Pero, ante todo, es una invitación inédita a abrir las puertas de lugares excepcionales y de espacios secretos: desde la casa de la infancia del diseñador, erigida sobre un acantilado de Granville, donde los dibujos de Utamaro y Hokusai componían la inspiradora "Capilla Sixtina" del creador, para citar sus recuerdos evocadores, hasta el apartamento familiar de París. El libro se adentra sutilmente, a través de las imágenes, los dibujos y los archivos de la Maison, en los universos íntimos que han forjado los gustos de Christian Dior y, particularmente, en su fascinación por el siglo XVIII, plasmada de manera sublime en su silueta New Look.
Esta pasión por la elegancia la compartía con sus amigos decoradores, Victor Grandpierre y Georges Geffroy, con quienes formó un trío creativo sin igual. Su colaboración y amistad única, tema esencial de este libro, han contribuido a construir los códigos de identidad de Dior, homenaje a su estilo neoclásico. Fue Victor Grandpierre quien concibió la atmósfera « decorada pero no decorativa » del número 30 de la avenue Montaigne, que se hizo famosa por su salón Helleu, blanco y gris perla, y sus sillas medallón de inspiración Luis XVI.
El decorador diseñó también la puesta en escena de otras boutiques en el mundo, además de los estantes de exposición y los envases de los perfumes icónicos, como Miss Dior o Eau Sauvage.
Para su apartamento del boulevard Jules-Sandeau en el distrito XVI de París, el diseñador recurriría a otro de sus conocidos, el dibujante Georges Geffroy. Este artesano del estilo Dior compuso, junto a Victor Grandpierre, un interior lujoso donde florecieron, en un eclecticismo exuberante y refinado, todos los gustos artísticos del creador.
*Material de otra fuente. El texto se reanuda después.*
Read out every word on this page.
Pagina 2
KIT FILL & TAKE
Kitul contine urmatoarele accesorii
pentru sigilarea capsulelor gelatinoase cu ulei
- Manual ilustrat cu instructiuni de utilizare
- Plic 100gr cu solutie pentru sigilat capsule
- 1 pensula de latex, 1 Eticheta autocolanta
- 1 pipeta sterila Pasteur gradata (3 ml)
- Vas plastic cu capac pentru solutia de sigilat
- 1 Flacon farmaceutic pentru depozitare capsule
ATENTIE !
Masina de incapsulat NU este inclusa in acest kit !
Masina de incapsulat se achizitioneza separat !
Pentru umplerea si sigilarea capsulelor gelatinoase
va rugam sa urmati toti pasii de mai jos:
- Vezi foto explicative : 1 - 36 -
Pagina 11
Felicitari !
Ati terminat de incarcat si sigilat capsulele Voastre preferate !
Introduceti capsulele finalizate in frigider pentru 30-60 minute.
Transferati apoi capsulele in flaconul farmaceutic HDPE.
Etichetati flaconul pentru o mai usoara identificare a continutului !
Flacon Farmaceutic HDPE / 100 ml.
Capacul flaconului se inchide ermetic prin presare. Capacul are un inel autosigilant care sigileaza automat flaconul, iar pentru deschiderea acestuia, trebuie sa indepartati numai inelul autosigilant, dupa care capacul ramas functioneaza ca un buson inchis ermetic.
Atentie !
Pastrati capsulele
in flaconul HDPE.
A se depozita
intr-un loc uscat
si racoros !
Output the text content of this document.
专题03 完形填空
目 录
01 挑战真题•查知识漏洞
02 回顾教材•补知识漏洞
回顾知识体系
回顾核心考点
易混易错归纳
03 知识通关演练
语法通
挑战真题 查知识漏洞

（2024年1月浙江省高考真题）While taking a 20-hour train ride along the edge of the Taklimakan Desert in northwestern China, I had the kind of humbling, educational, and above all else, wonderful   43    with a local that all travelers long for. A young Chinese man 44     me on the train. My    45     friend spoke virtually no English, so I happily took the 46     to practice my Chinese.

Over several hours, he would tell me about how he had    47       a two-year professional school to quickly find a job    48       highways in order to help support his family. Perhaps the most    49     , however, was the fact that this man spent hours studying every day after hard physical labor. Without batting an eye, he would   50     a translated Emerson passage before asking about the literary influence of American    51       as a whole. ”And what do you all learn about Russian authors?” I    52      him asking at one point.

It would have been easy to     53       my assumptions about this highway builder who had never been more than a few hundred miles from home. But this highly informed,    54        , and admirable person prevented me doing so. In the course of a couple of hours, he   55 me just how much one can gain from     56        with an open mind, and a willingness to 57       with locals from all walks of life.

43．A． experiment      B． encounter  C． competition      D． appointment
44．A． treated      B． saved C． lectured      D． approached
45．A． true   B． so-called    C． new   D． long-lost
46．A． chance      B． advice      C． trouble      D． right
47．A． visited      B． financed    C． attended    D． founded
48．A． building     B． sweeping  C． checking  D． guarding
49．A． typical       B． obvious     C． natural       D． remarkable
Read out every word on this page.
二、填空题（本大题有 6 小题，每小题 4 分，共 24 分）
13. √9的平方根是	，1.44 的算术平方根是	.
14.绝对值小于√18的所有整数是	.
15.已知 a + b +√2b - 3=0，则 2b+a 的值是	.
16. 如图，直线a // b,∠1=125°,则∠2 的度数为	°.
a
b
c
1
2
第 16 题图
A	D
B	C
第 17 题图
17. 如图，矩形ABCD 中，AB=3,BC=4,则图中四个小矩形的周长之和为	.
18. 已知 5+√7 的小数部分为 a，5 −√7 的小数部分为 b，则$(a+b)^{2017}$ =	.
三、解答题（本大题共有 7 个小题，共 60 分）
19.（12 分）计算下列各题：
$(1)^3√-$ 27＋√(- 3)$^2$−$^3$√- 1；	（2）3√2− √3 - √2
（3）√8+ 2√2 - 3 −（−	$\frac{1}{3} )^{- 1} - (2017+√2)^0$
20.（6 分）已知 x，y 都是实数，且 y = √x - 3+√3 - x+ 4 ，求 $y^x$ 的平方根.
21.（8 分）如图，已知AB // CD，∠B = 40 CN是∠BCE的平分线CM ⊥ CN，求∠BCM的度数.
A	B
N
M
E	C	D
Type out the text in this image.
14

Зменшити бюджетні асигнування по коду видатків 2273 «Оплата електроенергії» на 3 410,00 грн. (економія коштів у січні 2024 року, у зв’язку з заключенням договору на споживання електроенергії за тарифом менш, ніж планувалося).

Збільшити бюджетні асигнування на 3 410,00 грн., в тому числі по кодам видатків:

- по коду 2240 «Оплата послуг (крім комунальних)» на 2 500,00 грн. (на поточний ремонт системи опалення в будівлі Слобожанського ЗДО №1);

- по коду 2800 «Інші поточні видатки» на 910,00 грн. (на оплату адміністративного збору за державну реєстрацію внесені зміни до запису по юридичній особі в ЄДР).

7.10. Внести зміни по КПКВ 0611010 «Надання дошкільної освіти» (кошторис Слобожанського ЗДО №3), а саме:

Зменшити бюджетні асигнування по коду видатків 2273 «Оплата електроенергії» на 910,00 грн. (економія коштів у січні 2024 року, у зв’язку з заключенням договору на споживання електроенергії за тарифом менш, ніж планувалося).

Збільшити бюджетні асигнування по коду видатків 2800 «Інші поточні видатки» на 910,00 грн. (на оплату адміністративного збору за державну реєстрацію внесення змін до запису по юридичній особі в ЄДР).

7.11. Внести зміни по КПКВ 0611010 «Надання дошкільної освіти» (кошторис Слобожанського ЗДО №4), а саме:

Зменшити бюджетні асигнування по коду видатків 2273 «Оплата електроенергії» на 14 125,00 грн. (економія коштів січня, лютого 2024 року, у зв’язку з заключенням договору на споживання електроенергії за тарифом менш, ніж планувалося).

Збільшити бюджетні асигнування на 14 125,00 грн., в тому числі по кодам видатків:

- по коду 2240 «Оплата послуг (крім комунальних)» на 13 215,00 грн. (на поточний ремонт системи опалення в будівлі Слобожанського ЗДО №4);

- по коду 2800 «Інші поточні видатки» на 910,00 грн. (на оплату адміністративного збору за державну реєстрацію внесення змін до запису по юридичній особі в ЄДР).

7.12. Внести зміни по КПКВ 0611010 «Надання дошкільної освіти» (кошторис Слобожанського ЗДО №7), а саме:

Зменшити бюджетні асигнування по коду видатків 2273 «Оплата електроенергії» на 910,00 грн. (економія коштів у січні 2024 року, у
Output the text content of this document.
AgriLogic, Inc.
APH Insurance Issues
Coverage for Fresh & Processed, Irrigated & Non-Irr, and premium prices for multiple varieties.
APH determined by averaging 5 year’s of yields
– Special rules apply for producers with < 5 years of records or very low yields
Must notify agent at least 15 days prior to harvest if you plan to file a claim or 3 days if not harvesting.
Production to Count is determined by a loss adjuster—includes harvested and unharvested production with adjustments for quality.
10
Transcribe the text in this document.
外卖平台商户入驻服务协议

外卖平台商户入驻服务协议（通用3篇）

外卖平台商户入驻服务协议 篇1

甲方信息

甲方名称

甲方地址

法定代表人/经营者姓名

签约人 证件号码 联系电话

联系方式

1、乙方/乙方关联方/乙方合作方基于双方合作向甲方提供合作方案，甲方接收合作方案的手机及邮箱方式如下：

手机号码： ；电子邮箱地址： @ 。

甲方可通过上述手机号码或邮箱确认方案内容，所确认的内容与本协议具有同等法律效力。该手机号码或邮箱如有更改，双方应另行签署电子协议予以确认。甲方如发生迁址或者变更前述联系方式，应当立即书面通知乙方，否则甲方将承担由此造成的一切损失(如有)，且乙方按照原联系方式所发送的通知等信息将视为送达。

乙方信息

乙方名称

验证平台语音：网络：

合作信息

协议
Un dibujo de Matisse, tapicería gótica, bronce del Renacimiento… encuentran aquí la armonía, una expresividad única. « Poco importan las reglas del buen gusto, ya que ellas deben, en mi hogar, ceder a las de mi propio gusto, que se adapta a la perfección a todos estos enfoques », explica Christian Dior en su autobiografía antes de añadir que « antes que un interior impecablemente decorado », él prefería siempre « uno más sensible y más vivo, que se construya poco a poco, según la existencia y los caprichos de su habitante ».
Además de ofrecer un cautivador retrato colectivo de tres personalidades eruditas, estetas y cómplices, Dior et ses décorateurs es un fiel reflejo de la creatividad de toda una época y de una década influenciada y moldeada por la visión innovadora de Christian Dior y de dos de sus más fieles colaboradores. Viejo amigo del diseñador, Victor Grandpierre, desplegaría desde los inicios de la Maison todo un arte de vivir, símbolo de lujo y refinamiento. Por otro lado, los sueños de grandeza de Georges Geffroy, serían una fuente de inspiración inagotable para el diseñador.